Berdasarkan perturan Perundanganundangan yang berlaku khususnya kususnya Pasal II Ketentuan-ketentuan Konversi, Undang-Undang Nomor 5 Tahun 1960, tanah druwe desa mendapatkan pengakuan dalam hukum pertanahan nasional. Namun menurut Peraturan Pemerintah Nomor 38 Tahun 1963 Desa Pakraman tidak termnasuk badan hukum yang dapat mempunyai hak milik atas tanah.
Karena desa pakraman tidak merupakan subjek hukum yang dapat mempunyai hak milik atas tanah, maka desa pakraman tidak dapat mendaftarkan hak miliknya (ke Kantor Pertanahan Kabupaten/Kota) untuk mendapatkan sertifikat sebagai bukti hak milik atas tanah.
Penyelesaian sengketa adat yang terjadi di kalangan masyarakat adat lazimnya mennggunakan pola penyelesaian negosiasi yaitu Pengacara selaku Kuasa Hukum masing-masing pihak bersengketa ditengahi oleh pihak ketiga (Aparat pemerintah daerah) sebagai mediator yang mengupayakan satu jalan keluar yang dapat diterima oleh Pengacara selaku Kuasa Hukum masing-masing pihak bersengketa.
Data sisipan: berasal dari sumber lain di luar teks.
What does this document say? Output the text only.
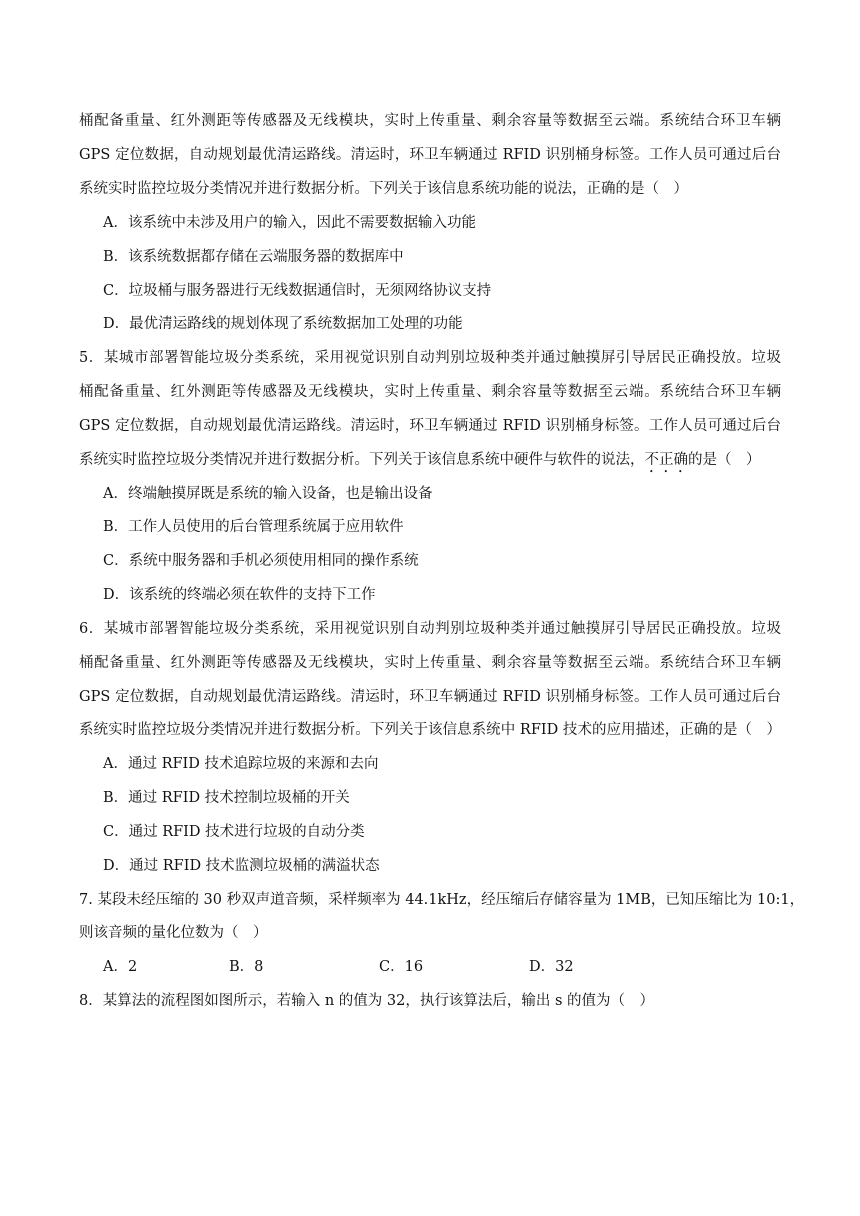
桶配备重量、红外测距等传感器及无线模块，实时上传重量、剩余容量等数据至云端。系统结合环卫车辆
GPS 定位数据，自动规划最优清运路线。清运时，环卫车辆通过 RFID 识别桶身标签。工作人员可通过后台
系统实时监控垃圾分类情况并进行数据分析。下列关于该信息系统功能的说法，正确的是（　）
A．该系统中未涉及用户的输入，因此不需要数据输入功能
B．该系统数据都存储在云端服务器的数据库中
C．垃圾桶与服务器进行无线数据通信时，无须网络协议支持
D．最优清运路线的规划体现了系统数据加工处理的功能
5．某城市部署智能垃圾分类系统，采用视觉识别自动判别垃圾种类并通过触摸屏引导居民正确投放。垃圾
桶配备重量、红外测距等传感器及无线模块，实时上传重量、剩余容量等数据至云端。系统结合环卫车辆
GPS 定位数据，自动规划最优清运路线。清运时，环卫车辆通过 RFID 识别桶身标签。工作人员可通过后台
系统实时监控垃圾分类情况并进行数据分析。下列关于该信息系统中硬件与软件的说法，不正确的是（　）
A．终端触摸屏既是系统的输入设备，也是输出设备
B．工作人员使用的后台管理系统属于应用软件
C．系统中服务器和手机必须使用相同的操作系统
D．该系统的终端必须在软件的支持下工作
6．某城市部署智能垃圾分类系统，采用视觉识别自动判别垃圾种类并通过触摸屏引导居民正确投放。垃圾
桶配备重量、红外测距等传感器及无线模块，实时上传重量、剩余容量等数据至云端。系统结合环卫车辆
GPS 定位数据，自动规划最优清运路线。清运时，环卫车辆通过 RFID 识别桶身标签。工作人员可通过后台
系统实时监控垃圾分类情况并进行数据分析。下列关于该信息系统中 RFID 技术的应用描述，正确的是（　）
A．通过 RFID 技术追踪垃圾的来源和去向
B．通过 RFID 技术控制垃圾桶的开关
C．通过 RFID 技术进行垃圾的自动分类
D．通过 RFID 技术监测垃圾桶的满溢状态
7. 某段未经压缩的 30 秒双声道音频，采样频率为 44.1kHz，经压缩后存储容量为 1MB，已知压缩比为 10:1，
则该音频的量化位数为（　）
A．2	B．8	C．16	D．32
8．某算法的流程图如图所示，若输入 n 的值为 32，执行该算法后，输出 s 的值为（　）
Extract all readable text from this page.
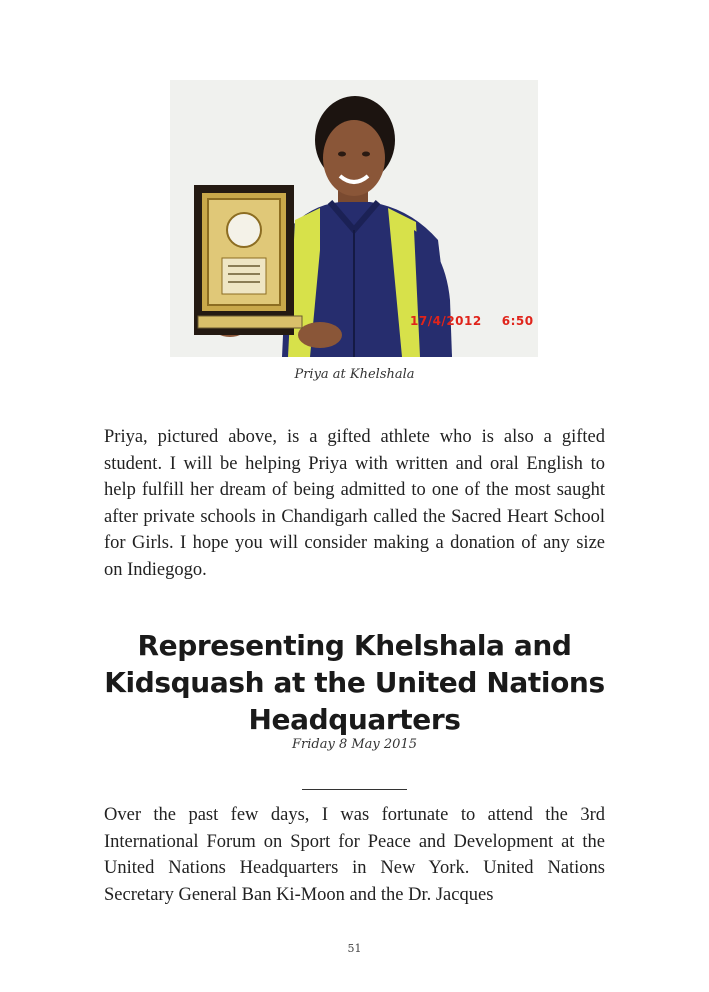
17/4/2012 6:50
Priya at Khelshala

Priya, pictured above, is a gifted athlete who is also a gifted student. I will be helping Priya with written and oral English to help fulfill her dream of being admitted to one of the most saught after private schools in Chandigarh called the Sacred Heart School for Girls. I hope you will consider making a donation of any size on Indiegogo.

Representing Khelshala and Kidsquash at the United Nations Headquarters
Friday 8 May 2015

Over the past few days, I was fortunate to attend the 3rd International Forum on Sport for Peace and Development at the United Nations Headquarters in New York. United Nations Secretary General Ban Ki-Moon and the Dr. Jacques

51
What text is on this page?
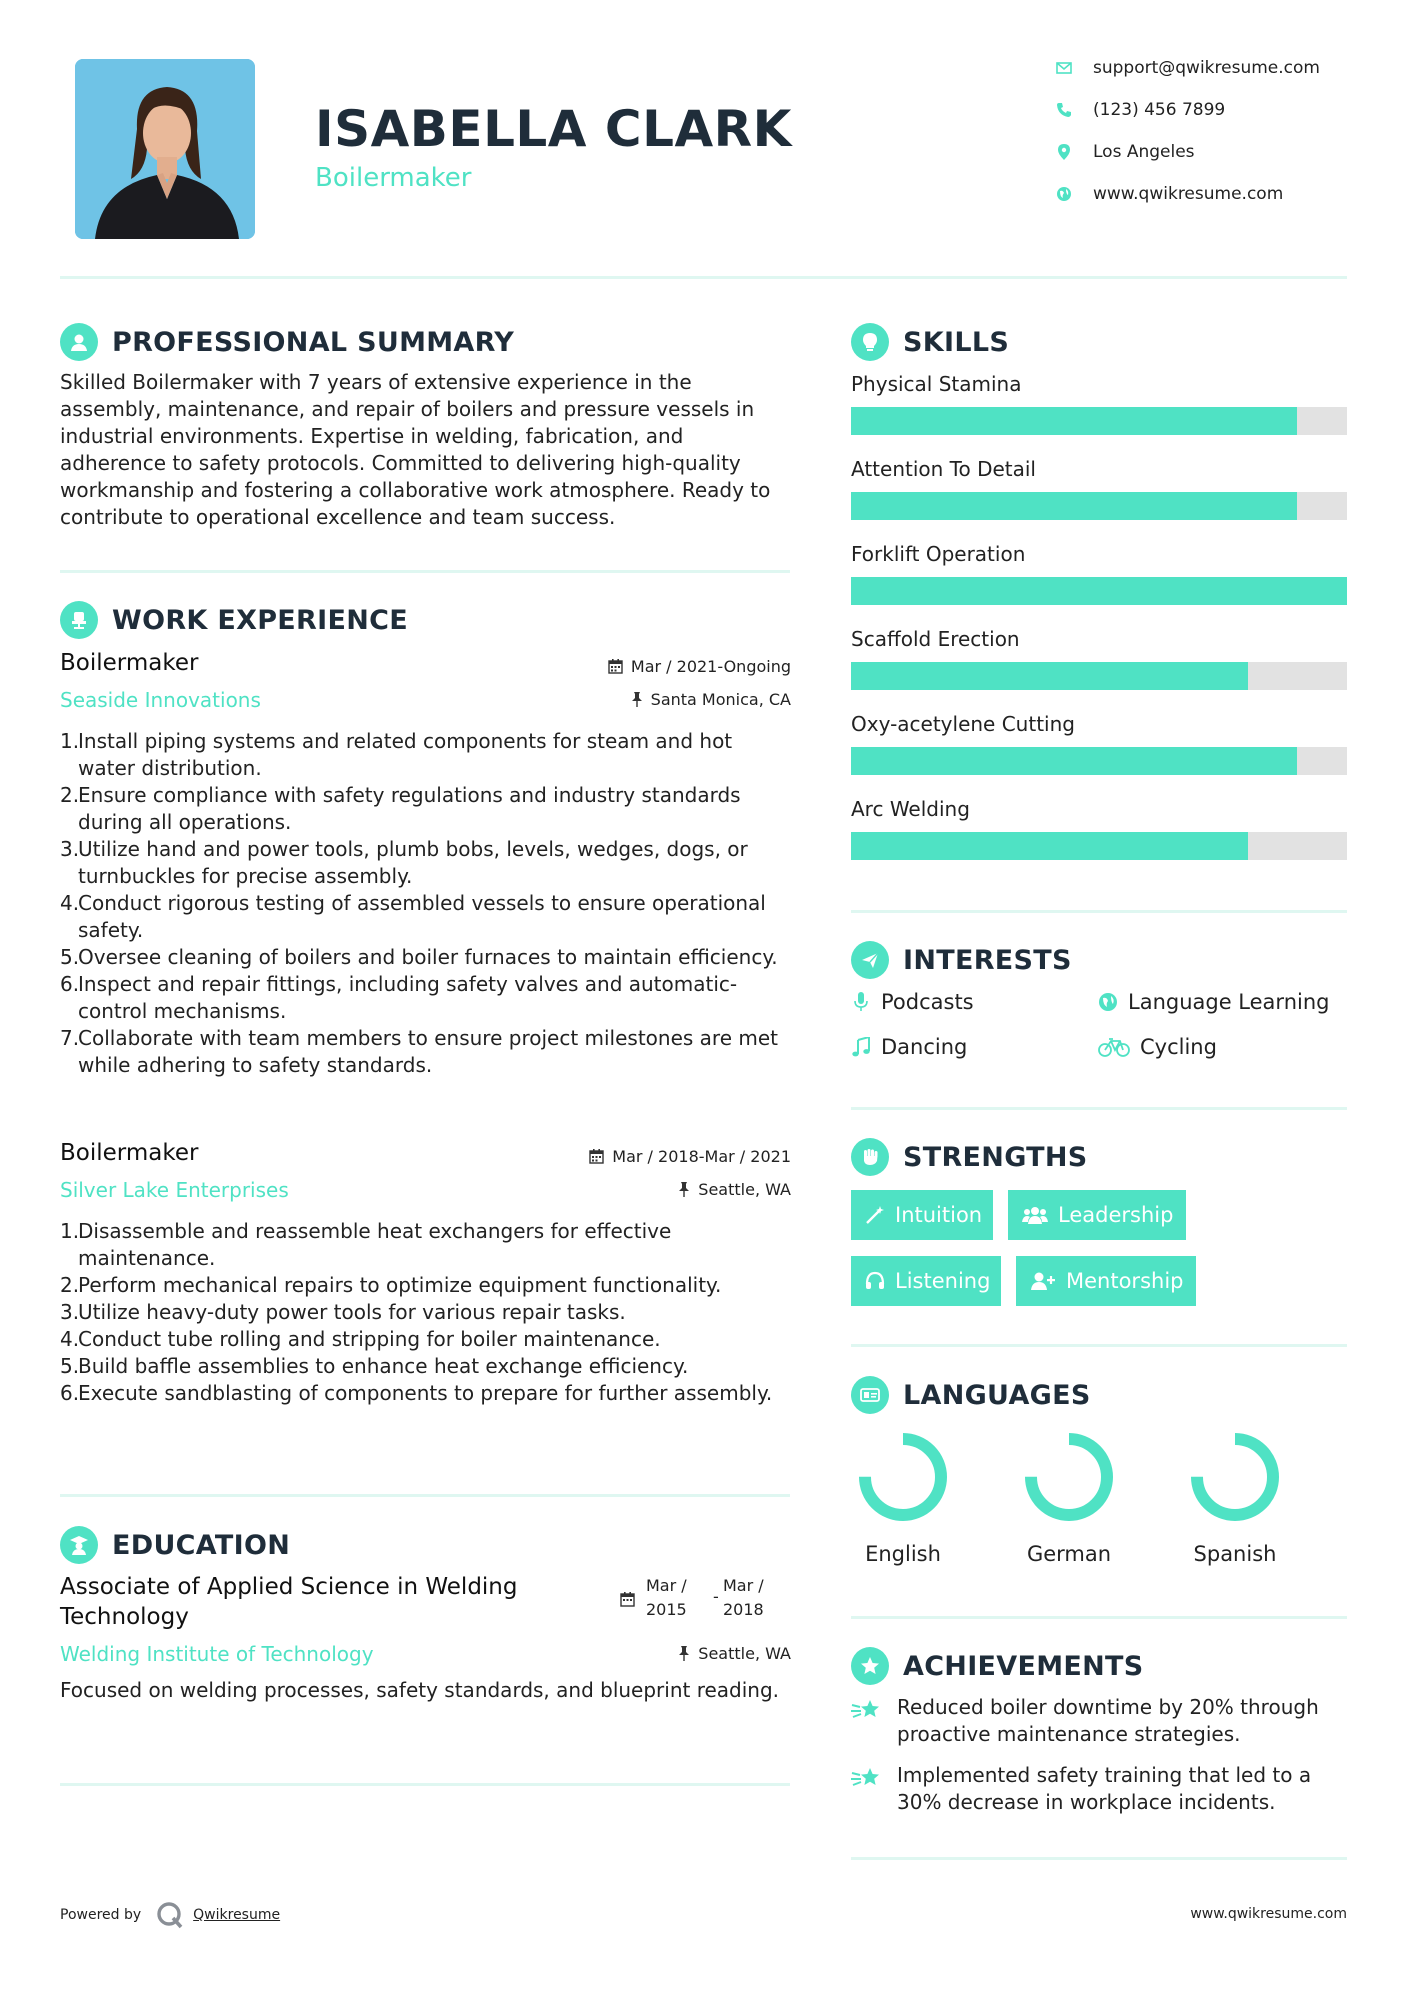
ISABELLA CLARK
Boilermaker
support@qwikresume.com
(123) 456 7899
Los Angeles
www.qwikresume.com
PROFESSIONAL SUMMARY
Skilled Boilermaker with 7 years of extensive experience in the assembly, maintenance, and repair of boilers and pressure vessels in industrial environments. Expertise in welding, fabrication, and adherence to safety protocols. Committed to delivering high-quality workmanship and fostering a collaborative work atmosphere. Ready to contribute to operational excellence and team success.
WORK EXPERIENCE
Boilermaker
Seaside Innovations
Mar / 2021-Ongoing
Santa Monica, CA
1.
Install piping systems and related components for steam and hot water distribution.
2.
Ensure compliance with safety regulations and industry standards during all operations.
3.
Utilize hand and power tools, plumb bobs, levels, wedges, dogs, or turnbuckles for precise assembly.
4.
Conduct rigorous testing of assembled vessels to ensure operational safety.
5.
Oversee cleaning of boilers and boiler furnaces to maintain efficiency.
6.
Inspect and repair fittings, including safety valves and automatic-control mechanisms.
7.
Collaborate with team members to ensure project milestones are met while adhering to safety standards.
Boilermaker
Silver Lake Enterprises
Mar / 2018-Mar / 2021
Seattle, WA
1.
Disassemble and reassemble heat exchangers for effective maintenance.
2.
Perform mechanical repairs to optimize equipment functionality.
3.
Utilize heavy-duty power tools for various repair tasks.
4.
Conduct tube rolling and stripping for boiler maintenance.
5.
Build baffle assemblies to enhance heat exchange efficiency.
6.
Execute sandblasting of components to prepare for further assembly.
EDUCATION
Associate of Applied Science in Welding Technology
Welding Institute of Technology
Mar /
2015
-
Mar /
2018
Seattle, WA
Focused on welding processes, safety standards, and blueprint reading.
SKILLS
Physical Stamina
Attention To Detail
Forklift Operation
Scaffold Erection
Oxy-acetylene Cutting
Arc Welding
INTERESTS
Podcasts	Language Learning
Dancing	Cycling
STRENGTHS
Intuition	Leadership
Listening	Mentorship
LANGUAGES
English	German	Spanish
ACHIEVEMENTS
Reduced boiler downtime by 20% through proactive maintenance strategies.
Implemented safety training that led to a 30% decrease in workplace incidents.
Powered by	Qwikresume	www.qwikresume.com
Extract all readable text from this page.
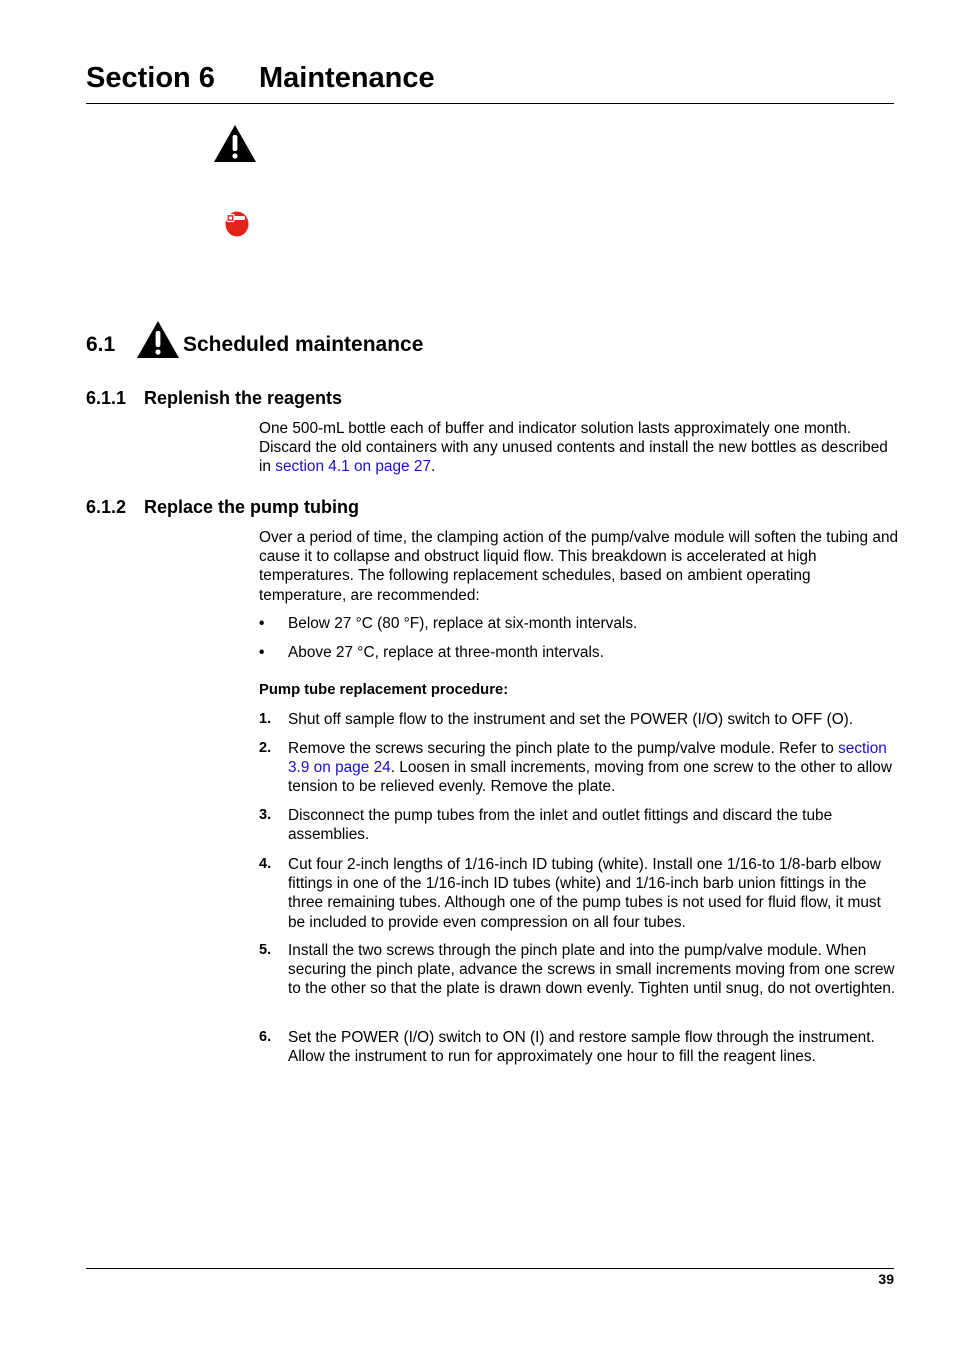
Section 6 Maintenance
6.1	Scheduled maintenance
6.1.1 Replenish the reagents

One 500-mL bottle each of buffer and indicator solution lasts approximately one month. Discard the old containers with any unused contents and install the new bottles as described in section 4.1 on page 27.

6.1.2 Replace the pump tubing

Over a period of time, the clamping action of the pump/valve module will soften the tubing and cause it to collapse and obstruct liquid flow. This breakdown is accelerated at high temperatures. The following replacement schedules, based on ambient operating temperature, are recommended:

• Below 27 °C (80 °F), replace at six-month intervals.
• Above 27 °C, replace at three-month intervals.
Pump tube replacement procedure:
1. Shut off sample flow to the instrument and set the POWER (I/O) switch to OFF (O).
2. Remove the screws securing the pinch plate to the pump/valve module. Refer to section 3.9 on page 24. Loosen in small increments, moving from one screw to the other to allow tension to be relieved evenly. Remove the plate.
3. Disconnect the pump tubes from the inlet and outlet fittings and discard the tube assemblies.
4. Cut four 2-inch lengths of 1/16-inch ID tubing (white). Install one 1/16-to 1/8-barb elbow fittings in one of the 1/16-inch ID tubes (white) and 1/16-inch barb union fittings in the three remaining tubes. Although one of the pump tubes is not used for fluid flow, it must be included to provide even compression on all four tubes.
5. Install the two screws through the pinch plate and into the pump/valve module. When securing the pinch plate, advance the screws in small increments moving from one screw to the other so that the plate is drawn down evenly. Tighten until snug, do not overtighten.
6. Set the POWER (I/O) switch to ON (I) and restore sample flow through the instrument. Allow the instrument to run for approximately one hour to fill the reagent lines.
39
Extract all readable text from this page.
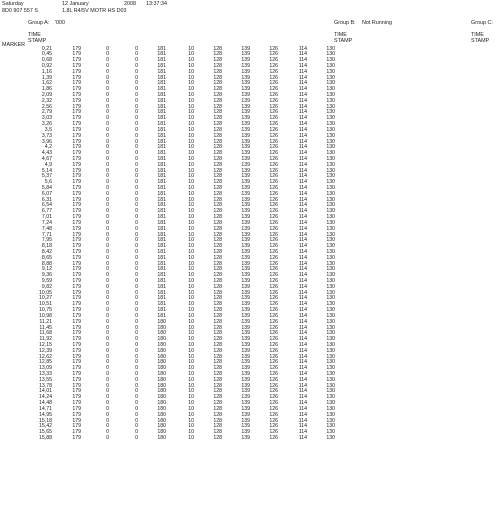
Saturday	12 January	2008 13:37:34
8D0 907 557 S	1,8L R4/5V MOTR HS D03
Group A: '000	Group B: Not Running	Group C:
TIME
STAMP
MARKER
TIME
STAMP
TIME
STAMP
0,21	179	0	0	181	10	128	139	126	114	130
0,45	179	0	0	181	10	128	139	126	114	130
0,68	179	0	0	181	10	128	139	126	114	130
0,92	179	0	0	181	10	128	139	126	114	130
1,16	179	0	0	181	10	128	139	126	114	130
1,39	179	0	0	181	10	128	139	126	114	130
1,62	179	0	0	181	10	128	139	126	114	130
1,86	179	0	0	181	10	128	139	126	114	130
2,09	179	0	0	181	10	128	139	126	114	130
2,32	179	0	0	181	10	128	139	126	114	130
2,56	179	0	0	181	10	128	139	126	114	130
2,79	179	0	0	181	10	128	139	126	114	130
3,03	179	0	0	181	10	128	139	126	114	130
3,26	179	0	0	181	10	128	139	126	114	130
3,5	179	0	0	181	10	128	139	126	114	130
3,73	179	0	0	181	10	128	139	126	114	130
3,96	179	0	0	181	10	128	139	126	114	130
4,2	179	0	0	181	10	128	139	126	114	130
4,43	179	0	0	181	10	128	139	126	114	130
4,67	179	0	0	181	10	128	139	126	114	130
4,9	179	0	0	181	10	128	139	126	114	130
5,14	179	0	0	181	10	128	139	126	114	130
5,37	179	0	0	181	10	128	139	126	114	130
5,6	179	0	0	181	10	128	139	126	114	130
5,84	179	0	0	181	10	128	139	126	114	130
6,07	179	0	0	181	10	128	139	126	114	130
6,31	179	0	0	181	10	128	139	126	114	130
6,54	179	0	0	181	10	128	139	126	114	130
6,77	179	0	0	181	10	128	139	126	114	130
7,01	179	0	0	181	10	128	139	126	114	130
7,24	179	0	0	181	10	128	139	126	114	130
7,48	179	0	0	181	10	128	139	126	114	130
7,71	179	0	0	181	10	128	139	126	114	130
7,95	179	0	0	181	10	128	139	126	114	130
8,18	179	0	0	181	10	128	139	126	114	130
8,42	179	0	0	181	10	128	139	126	114	130
8,65	179	0	0	181	10	128	139	126	114	130
8,88	179	0	0	181	10	128	139	126	114	130
9,12	179	0	0	181	10	128	139	126	114	130
9,36	179	0	0	181	10	128	139	126	114	130
9,59	179	0	0	181	10	128	139	126	114	130
9,82	179	0	0	181	10	128	139	126	114	130
10,05	179	0	0	181	10	128	139	126	114	130
10,27	179	0	0	181	10	128	139	126	114	130
10,51	179	0	0	181	10	128	139	126	114	130
10,75	179	0	0	181	10	128	139	126	114	130
10,98	179	0	0	181	10	128	139	126	114	130
11,21	179	0	0	180	10	128	139	126	114	130
11,45	179	0	0	180	10	128	139	126	114	130
11,68	179	0	0	180	10	128	139	126	114	130
11,92	179	0	0	180	10	128	139	126	114	130
12,15	179	0	0	180	10	128	139	126	114	130
12,39	179	0	0	180	10	128	139	126	114	130
12,62	179	0	0	180	10	128	139	126	114	130
12,85	179	0	0	180	10	128	139	126	114	130
13,09	179	0	0	180	10	128	139	126	114	130
13,33	179	0	0	180	10	128	139	126	114	130
13,55	179	0	0	180	10	128	139	126	114	130
13,78	179	0	0	180	10	128	139	126	114	130
14,01	179	0	0	180	10	128	139	126	114	130
14,24	179	0	0	180	10	128	139	126	114	130
14,48	179	0	0	180	10	128	139	126	114	130
14,71	179	0	0	180	10	128	139	126	114	130
14,95	179	0	0	180	10	128	139	126	114	130
15,18	179	0	0	180	10	128	139	126	114	130
15,42	179	0	0	180	10	128	139	126	114	130
15,65	179	0	0	180	10	128	139	126	114	130
15,88	179	0	0	180	10	128	139	126	114	130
Pola ini dilakukan manakala pola negosiasi dari para pihak yang bersengketa tidak menghasilkan satu keputusan. Pola ini juga sering dilakukan manakala antara para pihak terjadi satu bentuk tindakan kekerasan baik yang dilakukan oleh kedua belah pihak maupun yang dilakukan secara terpisah. Keterlibatan pihak ketiga (aparat pemerintah) sebagai mediator seringkali tidak menemukan titik terang sehingga disamping melibatkan Pemerintah daerah dan juga Majelis Desa Pakraman baik Majelis Alit, Majelis Madya, adalah sebagai bagian dari tim yang diberikan tugas untuk menanggulangi permasalah sosial di tingkat kabupaten untuk mencegah terjadinya konflik berkepanjangan.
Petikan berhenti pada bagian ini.